Department of Surgery, Zuckerberg San Francisco General Hospital and the University of California, San Francisco.

Copyright

(Copyright © 2020, Lippincott Williams and Wilkins)

DOI

10.1097/TA.0000000000002707

PMID

32218020

Abstract

BACKGROUND: Platelet behavior in trauma-induced coagulopathy is poorly understood. Injured patients have impaired platelet aggregation ('dysfunction') in ex vivo agonist-stimulated platelet aggregometry (PA). However, PA assumes platelets are inactivated prior to ex vivo stimulated aggregation, which may be altered by injury.
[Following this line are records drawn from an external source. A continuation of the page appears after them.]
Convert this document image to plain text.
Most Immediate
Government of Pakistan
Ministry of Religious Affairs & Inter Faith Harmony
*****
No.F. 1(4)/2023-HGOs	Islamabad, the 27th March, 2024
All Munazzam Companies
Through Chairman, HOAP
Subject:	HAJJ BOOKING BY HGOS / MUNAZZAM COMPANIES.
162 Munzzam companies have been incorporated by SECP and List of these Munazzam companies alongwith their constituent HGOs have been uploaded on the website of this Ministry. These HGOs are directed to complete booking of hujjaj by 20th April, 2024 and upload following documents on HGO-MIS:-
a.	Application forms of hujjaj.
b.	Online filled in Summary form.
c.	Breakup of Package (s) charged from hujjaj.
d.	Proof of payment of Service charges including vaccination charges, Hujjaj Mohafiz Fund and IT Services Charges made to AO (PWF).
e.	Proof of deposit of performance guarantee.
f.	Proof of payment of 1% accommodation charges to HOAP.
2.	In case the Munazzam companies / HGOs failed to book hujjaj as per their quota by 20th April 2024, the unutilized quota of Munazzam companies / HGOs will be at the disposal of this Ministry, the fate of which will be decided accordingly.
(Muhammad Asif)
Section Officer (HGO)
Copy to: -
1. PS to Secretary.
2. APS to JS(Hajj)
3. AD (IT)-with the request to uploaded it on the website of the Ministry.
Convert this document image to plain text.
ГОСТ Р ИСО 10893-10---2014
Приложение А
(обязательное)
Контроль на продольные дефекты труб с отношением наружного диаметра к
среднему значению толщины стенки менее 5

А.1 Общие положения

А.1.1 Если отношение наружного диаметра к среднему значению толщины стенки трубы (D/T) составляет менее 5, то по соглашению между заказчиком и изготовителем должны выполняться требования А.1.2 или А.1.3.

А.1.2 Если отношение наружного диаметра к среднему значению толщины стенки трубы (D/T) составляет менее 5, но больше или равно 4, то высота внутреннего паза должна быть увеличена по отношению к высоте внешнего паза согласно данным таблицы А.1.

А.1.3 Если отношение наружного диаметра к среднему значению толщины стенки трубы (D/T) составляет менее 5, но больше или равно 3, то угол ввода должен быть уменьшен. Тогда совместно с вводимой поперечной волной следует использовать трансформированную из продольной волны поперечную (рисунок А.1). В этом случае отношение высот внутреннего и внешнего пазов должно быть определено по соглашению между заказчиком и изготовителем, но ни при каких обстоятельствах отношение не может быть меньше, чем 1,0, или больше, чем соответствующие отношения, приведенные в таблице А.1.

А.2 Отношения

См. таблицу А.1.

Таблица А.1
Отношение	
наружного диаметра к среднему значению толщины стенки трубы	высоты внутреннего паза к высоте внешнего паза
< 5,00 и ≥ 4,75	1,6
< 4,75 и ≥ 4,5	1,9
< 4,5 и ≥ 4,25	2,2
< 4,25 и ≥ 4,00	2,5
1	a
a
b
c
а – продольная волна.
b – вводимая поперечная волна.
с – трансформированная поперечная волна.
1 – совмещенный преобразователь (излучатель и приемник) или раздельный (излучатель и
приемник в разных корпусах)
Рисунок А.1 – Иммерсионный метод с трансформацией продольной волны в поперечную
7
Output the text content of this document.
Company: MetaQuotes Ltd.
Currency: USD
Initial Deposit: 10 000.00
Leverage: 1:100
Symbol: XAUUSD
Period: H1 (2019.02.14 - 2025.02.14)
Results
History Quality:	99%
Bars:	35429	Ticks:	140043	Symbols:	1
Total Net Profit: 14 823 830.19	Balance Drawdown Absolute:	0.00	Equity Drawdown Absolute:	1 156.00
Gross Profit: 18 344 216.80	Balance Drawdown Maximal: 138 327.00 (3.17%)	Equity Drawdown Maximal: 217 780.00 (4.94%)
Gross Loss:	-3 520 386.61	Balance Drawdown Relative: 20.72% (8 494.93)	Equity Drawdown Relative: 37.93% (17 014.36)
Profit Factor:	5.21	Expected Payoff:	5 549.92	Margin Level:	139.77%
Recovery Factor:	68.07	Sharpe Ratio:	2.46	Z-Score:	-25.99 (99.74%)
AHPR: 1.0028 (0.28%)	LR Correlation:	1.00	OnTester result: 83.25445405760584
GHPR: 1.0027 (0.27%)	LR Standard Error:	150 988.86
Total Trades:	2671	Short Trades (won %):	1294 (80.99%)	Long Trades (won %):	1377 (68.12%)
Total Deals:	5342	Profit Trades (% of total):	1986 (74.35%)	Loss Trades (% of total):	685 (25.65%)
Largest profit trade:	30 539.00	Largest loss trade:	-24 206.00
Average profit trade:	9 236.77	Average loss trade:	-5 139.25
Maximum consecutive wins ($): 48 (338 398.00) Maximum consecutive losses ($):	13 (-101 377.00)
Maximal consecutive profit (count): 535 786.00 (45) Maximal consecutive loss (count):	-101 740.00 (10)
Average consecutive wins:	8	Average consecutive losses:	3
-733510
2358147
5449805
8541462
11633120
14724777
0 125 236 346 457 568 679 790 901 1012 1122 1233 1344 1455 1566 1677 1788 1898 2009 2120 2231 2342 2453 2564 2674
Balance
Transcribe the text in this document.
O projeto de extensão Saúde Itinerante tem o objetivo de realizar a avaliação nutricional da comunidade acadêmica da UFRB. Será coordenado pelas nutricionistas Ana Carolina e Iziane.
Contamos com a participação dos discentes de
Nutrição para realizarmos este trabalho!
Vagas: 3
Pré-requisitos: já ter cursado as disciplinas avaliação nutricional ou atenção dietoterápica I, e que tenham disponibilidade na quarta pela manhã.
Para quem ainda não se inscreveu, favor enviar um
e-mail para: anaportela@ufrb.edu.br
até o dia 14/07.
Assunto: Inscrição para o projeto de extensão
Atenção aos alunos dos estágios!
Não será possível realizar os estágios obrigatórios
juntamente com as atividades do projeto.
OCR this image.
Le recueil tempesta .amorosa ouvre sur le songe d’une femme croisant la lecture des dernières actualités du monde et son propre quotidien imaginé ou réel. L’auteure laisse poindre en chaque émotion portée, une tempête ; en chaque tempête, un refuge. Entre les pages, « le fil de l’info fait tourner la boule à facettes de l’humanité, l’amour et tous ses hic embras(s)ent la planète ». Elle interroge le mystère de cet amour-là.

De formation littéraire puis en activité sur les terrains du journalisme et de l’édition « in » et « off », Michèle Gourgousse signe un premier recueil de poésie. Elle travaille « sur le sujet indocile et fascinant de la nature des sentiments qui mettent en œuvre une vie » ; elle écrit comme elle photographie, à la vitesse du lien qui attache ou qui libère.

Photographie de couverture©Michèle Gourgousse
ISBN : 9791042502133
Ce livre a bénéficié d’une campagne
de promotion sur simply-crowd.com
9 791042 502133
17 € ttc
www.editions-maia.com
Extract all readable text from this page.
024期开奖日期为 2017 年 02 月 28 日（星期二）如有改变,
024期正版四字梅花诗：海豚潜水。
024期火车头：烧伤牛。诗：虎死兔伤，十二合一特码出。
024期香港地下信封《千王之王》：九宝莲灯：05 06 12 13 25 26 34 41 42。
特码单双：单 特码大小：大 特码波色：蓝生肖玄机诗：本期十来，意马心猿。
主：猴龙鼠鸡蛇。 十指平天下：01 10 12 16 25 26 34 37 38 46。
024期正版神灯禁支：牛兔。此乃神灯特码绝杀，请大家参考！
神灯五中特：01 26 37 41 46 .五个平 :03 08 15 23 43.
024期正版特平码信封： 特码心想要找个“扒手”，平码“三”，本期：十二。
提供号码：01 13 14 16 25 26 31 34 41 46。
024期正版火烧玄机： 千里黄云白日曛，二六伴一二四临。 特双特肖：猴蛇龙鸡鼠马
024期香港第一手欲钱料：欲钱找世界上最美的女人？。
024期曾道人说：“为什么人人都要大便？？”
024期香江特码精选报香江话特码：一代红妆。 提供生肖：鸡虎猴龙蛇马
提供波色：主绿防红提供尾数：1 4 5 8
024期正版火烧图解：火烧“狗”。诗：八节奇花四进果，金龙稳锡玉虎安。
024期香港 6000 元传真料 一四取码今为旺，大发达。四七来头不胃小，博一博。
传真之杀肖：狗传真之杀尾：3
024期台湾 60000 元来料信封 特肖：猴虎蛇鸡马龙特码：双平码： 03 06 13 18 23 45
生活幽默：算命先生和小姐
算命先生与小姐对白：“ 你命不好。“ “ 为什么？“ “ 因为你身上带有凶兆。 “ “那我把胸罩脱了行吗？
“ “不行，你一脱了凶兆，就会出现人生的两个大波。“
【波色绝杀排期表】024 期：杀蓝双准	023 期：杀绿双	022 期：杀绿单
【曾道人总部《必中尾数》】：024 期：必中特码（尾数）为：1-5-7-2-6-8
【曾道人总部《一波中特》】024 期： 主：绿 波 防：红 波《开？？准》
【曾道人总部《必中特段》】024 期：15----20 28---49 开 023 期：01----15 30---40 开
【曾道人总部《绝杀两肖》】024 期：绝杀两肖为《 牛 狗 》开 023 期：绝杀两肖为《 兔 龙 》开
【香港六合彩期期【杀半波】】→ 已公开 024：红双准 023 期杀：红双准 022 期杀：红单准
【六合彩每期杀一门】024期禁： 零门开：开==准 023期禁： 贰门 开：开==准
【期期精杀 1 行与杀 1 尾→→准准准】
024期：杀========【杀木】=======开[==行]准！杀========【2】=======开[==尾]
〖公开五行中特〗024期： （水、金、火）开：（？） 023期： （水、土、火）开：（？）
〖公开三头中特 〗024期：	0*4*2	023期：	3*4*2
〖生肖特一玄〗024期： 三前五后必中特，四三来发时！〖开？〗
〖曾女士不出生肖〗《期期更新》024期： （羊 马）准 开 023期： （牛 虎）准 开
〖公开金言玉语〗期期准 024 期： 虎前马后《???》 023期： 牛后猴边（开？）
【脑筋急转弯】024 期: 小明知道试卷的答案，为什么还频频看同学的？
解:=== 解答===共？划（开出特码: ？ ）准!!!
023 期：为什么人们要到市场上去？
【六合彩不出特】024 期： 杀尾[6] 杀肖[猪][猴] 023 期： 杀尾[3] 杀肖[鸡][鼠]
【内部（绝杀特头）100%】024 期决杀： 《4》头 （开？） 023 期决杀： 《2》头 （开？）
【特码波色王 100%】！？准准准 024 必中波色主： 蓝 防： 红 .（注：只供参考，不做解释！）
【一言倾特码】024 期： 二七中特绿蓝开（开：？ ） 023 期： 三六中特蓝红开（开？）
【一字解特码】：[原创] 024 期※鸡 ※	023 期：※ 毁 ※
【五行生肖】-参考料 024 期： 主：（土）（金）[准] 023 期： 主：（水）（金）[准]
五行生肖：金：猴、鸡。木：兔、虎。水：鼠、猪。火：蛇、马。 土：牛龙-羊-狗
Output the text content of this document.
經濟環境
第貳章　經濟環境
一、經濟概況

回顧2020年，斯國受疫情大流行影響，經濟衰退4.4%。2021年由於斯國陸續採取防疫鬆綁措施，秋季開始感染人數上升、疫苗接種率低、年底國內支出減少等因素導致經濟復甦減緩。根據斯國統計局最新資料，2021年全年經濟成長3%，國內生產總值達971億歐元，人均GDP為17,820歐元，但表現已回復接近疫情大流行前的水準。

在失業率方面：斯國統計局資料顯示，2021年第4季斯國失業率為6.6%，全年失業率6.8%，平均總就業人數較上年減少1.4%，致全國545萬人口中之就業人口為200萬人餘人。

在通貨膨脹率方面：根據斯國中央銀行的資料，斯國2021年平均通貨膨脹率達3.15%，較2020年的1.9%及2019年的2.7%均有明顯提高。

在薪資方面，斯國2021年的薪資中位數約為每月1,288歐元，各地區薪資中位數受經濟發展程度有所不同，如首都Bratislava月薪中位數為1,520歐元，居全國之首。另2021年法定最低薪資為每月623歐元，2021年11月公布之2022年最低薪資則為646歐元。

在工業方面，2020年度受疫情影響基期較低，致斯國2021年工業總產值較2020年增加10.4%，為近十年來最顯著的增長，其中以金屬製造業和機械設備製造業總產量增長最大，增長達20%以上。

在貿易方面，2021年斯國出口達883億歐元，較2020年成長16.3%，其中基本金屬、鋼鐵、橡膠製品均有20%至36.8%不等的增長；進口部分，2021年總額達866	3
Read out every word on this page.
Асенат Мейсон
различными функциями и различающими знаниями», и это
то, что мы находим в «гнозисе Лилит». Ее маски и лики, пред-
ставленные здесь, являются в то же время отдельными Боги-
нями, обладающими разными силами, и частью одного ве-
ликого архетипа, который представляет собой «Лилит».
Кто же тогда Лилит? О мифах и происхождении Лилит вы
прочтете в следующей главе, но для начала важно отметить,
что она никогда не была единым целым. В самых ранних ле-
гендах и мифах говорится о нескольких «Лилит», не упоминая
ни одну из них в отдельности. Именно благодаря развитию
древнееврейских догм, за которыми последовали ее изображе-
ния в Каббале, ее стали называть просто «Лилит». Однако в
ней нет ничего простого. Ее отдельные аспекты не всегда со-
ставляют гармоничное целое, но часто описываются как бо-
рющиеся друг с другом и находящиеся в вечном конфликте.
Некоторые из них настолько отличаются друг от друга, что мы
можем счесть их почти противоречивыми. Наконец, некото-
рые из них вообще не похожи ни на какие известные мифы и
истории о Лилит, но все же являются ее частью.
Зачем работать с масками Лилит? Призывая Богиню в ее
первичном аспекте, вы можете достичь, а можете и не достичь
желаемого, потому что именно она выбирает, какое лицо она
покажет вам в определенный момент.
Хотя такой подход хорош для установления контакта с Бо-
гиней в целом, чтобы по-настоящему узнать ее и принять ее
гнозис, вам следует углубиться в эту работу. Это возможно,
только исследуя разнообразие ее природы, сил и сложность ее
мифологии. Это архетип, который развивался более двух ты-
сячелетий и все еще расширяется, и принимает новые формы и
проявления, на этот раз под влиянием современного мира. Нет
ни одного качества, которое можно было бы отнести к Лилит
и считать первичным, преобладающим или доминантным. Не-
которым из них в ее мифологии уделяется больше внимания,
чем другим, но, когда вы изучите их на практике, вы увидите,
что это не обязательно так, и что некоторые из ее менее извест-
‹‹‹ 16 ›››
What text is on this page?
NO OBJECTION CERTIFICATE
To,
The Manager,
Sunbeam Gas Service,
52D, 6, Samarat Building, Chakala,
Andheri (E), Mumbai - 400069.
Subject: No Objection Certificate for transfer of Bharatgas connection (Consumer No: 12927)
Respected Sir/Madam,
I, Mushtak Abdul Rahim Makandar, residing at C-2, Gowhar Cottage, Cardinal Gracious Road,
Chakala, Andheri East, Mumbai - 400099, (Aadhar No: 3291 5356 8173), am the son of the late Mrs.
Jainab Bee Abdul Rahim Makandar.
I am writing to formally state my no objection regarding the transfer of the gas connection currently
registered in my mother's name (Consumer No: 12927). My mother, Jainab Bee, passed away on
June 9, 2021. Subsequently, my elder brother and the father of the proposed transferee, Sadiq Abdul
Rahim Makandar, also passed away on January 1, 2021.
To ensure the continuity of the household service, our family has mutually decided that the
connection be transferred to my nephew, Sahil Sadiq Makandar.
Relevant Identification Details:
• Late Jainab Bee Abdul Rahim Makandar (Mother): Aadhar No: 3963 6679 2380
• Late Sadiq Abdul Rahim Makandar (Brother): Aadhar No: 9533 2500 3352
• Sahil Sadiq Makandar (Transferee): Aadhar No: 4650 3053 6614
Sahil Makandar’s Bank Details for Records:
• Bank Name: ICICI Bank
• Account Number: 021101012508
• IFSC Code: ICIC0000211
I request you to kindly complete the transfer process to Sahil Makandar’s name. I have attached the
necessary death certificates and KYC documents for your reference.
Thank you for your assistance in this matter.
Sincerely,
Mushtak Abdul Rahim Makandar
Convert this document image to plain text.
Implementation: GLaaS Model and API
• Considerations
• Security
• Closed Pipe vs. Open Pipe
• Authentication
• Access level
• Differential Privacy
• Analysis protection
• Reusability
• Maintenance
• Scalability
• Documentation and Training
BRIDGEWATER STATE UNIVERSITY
We hypothesized that following trauma, platelet aggregation (AUC) is decreased regardless of injury burden, but that 1) minor injury is associated with an increased baseline electrical impedance, characteristic of a 'functional' platelet phenotype (platelets that activate in response to injury), and that 2) severe injury is not associated with an increased baseline electrical impedance, characteristic of a 'dysfunctional' phenotype (platelets that do not activate well in response to injury) compared to healthy controls.

METHODS: Blood from 458 trauma patients and 30 healthy donors was collected for PA. Baseline electrical impedance(Ω), platelet aggregation stimulated by adenosine diphosphate, collagen, thrombin, and arachidonic acid, and rotational thromboelastometry were measured. Multivariate regression was performed to identify associations of PA measures with blood transfusion.

RESULTS: Compared to healthy controls, injured patients had impaired platelet aggregation in response to ex vivo stimulation, regardless of injury burden. However, minorly injured patients had increased endogenous platelet activation (baseline electrical impedance, Ω: with shock p=0.012, without shock p=0.084), but severely injured patients did not have significant increases in endogenous platelet activation (baseline electrical impedance, Ω: with shock p=0.86, without shock p=0.37). For every 10Ω increase in baseline electrical impedance, there was a 8% decrease in units of blood transfused in the first 24h (-0.08, CI -0.14- -0.02, p=0.015).

CONCLUSIONS: Injury and shock confer differential patterns of platelet aggregation in PA. Minor injury overestimates the presence of platelet 'dysfunction', while severe injury induces a truly 'dysfunctional' phenotype: platelets that do not activate nor aggregate appropriately after injury. This is consequential in improving accurate phenotyping of post-injury platelet behavior for platelet-based therapeutics. LEVEL OF EVIDENCE: IVStudy Type: Prognostic, Original Article.